The SEC staff reviewed the executive compensation disclosure of 350 public companies to assess their compliance with the new disclosure rules. On October 9, 2007, the staff published its much-anticipated report on this review. Although the report offers valuable guidance on how to improve executive compensation disclosure in the upcoming proxy season, it doesn’t serve as the “how-to” guide to proxy disclosure that many companies and lawyers had hoped it would.

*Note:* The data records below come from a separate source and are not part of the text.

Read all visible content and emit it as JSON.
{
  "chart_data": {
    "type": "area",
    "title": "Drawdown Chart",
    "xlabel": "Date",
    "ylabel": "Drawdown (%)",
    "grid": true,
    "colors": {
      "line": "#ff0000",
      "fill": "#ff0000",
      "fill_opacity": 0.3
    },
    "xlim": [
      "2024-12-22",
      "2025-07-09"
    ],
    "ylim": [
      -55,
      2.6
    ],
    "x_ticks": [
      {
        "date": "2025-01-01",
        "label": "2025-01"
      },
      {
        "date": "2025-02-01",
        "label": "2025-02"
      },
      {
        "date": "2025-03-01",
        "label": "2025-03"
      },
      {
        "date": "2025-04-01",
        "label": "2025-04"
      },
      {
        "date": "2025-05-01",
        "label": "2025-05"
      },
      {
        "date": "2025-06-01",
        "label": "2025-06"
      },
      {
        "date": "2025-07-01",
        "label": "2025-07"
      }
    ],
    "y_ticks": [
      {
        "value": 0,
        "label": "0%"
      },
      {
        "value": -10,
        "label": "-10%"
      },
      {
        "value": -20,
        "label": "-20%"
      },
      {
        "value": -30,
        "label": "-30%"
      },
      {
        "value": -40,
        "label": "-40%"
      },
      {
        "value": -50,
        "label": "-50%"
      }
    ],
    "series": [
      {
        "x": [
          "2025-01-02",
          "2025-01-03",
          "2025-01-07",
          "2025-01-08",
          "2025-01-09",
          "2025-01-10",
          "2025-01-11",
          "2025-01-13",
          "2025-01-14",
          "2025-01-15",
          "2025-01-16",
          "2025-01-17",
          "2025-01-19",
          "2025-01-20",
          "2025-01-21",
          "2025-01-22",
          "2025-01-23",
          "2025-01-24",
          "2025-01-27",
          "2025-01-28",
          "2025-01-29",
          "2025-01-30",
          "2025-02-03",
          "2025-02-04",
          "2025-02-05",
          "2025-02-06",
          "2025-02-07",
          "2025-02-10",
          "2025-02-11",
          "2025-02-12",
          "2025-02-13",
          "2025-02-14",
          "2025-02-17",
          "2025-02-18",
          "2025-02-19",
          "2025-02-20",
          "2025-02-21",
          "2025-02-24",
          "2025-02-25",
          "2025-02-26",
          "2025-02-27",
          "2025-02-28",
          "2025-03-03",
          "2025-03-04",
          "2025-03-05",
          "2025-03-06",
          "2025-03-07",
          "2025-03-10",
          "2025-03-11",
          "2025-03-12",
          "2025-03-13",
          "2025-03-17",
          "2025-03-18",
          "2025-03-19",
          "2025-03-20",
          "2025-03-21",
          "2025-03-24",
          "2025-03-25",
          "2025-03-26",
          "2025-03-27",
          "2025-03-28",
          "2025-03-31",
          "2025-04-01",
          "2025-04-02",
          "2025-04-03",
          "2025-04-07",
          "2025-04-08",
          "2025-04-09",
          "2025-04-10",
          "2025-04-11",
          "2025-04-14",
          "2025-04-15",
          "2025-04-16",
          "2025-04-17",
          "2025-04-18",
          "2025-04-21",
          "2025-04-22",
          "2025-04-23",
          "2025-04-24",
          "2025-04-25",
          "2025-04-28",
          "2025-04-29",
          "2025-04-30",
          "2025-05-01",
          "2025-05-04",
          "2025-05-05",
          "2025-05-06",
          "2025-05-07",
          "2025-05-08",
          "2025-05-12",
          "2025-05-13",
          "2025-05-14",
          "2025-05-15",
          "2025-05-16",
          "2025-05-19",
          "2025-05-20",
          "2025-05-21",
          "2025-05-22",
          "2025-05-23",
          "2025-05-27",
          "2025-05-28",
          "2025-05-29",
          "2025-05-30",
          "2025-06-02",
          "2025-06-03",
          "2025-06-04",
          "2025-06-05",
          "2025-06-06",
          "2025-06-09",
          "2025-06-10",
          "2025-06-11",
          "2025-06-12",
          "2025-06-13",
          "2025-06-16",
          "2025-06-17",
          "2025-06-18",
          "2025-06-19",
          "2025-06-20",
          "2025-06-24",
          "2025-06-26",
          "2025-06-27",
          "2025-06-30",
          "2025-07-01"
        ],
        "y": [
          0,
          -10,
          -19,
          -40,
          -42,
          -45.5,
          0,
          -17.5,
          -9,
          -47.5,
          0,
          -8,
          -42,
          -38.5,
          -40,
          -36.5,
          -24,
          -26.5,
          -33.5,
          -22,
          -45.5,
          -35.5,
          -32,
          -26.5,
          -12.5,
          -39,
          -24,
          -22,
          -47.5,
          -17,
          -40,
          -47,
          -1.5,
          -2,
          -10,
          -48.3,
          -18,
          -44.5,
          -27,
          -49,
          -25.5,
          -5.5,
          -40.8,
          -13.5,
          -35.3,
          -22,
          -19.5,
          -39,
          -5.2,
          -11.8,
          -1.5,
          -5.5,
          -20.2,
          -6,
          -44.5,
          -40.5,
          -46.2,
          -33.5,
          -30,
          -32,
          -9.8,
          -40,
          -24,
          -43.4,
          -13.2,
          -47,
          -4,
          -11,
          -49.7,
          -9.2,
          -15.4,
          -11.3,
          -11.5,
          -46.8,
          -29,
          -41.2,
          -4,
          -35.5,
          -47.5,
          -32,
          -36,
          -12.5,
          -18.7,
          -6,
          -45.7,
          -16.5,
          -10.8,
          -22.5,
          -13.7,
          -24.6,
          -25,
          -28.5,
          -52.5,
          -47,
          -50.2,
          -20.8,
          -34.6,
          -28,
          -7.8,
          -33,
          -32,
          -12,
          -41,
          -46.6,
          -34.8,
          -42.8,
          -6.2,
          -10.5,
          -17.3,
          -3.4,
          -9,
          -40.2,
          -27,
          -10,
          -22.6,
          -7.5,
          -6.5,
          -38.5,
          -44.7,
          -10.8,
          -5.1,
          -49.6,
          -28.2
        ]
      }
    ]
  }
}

The Importance of Presentation
The staff emphasizes that the manner of presentation of executive compensation disclosure matters. Plain English requires clear and concise descriptions that highlight how and why companies established their compensation levels - not lengthy, boilerplate discussions of compensation program mechanics. Although the staff encourages companies to provide ancillary charts, tables and graphs when they are helpful, they should not interfere with the presentation of the required tables. For example, the staff cautions against giving prominence to an alternative summary compensation table that calculates compensation amounts in a manner inconsistent with the rules or that might lead a reader to assume that the alternative table was part of the required compensation tables.
The Shortcomings of Compensation Discussion and Analysis
Substance matters too. The report, along with a speech that Corporation Finance Director John White gave on the day the report came out, stresses that the Compensation Discussion and Analysis (“CD&A”) for many companies failed to explain how and why they arrived at specific compensation decisions. The following are a few of the shortcomings cited:
There were more comments on performance targets than on any other disclosure topic. If it appeared that corporate and individual performance targets were material to the company’s compensation decisions, the company was asked to disclose them and explain how they were used and how they affected compensation. Although targets need not be disclosed if disclosure would cause competitive harm, it seems clear that the staff believes the instances where confidential treatment is warranted - particularly for prior year targets - are few. The staff also sought more specific disclosure where a company omitted the target but disclosed its degree of difficulty.
In a more widespread comment than was anticipated, the staff requested disclosure of current year performance targets: “Where a company’s disclosure implied that its current or prior year performance targets were material . . . we asked it to disclose prior year and current year targets.” The report is not clear in what circumstances company disclosure would “imply” the importance of current year targets in understanding last year’s compensation. Where performance targets are necessary to place a named executive officer’s compensation in context, such as where a company has a new or multiple year compensation plan or where target levels vary materially across several years, current year targets should be disclosed.
Companies should avoid lengthy descriptions of compensation philosophy or the mechanics of the decision-making process. Instead, they should describe how the philosophy or the process resulted in the types of compensation they chose to award and the numbers that appear in the tables.
Many of the companies that the SEC staff reviewed failed to describe how paying or awarding one element of compensation influenced decisions to pay or award another element of compensation. For example, a recurring comment was to disclose how potential payments and benefits under change of control arrangements might influence the amount or type of compensation in other areas. Likewise, companies should address the impact previously realized compensation had or will have on compensation policies or specific awards.
If a company uses other companies to benchmark its compensation decisions, it should identify the benchmark and, if applicable, its components (including component companies). It should also explain how it uses this comparative information and how that comparison affected compensation decisions. If there is broad discretion in how benchmarking is used, or in whether benchmarking is used at all, that should also be disclosed.
Finally, a company’s CD&A should be sufficiently precise to capture material differences in compensation policies with respect to individual named executive officers. For example, in many cases, this means providing a more detailed discussion of how and why awards granted to a company’s chief executive officer differ from the compensation and awards granted to other named executive officers.
These are only a few of the topics covered by the report. We recommend that all individuals preparing compensation disclosure review the full report and begin considering the ways in which their companies can improve disclosure in the upcoming proxy season. In addition, in his October 9 speech, John White recommended that all individuals preparing compensation disclosure begin this fall by answering three questions on a single sheet of paper:
What are the key analytic tools that the compensation committee used?
What are the findings that emerged from that analysis?
What were the resulting actions taken impacting executive compensation in the last year?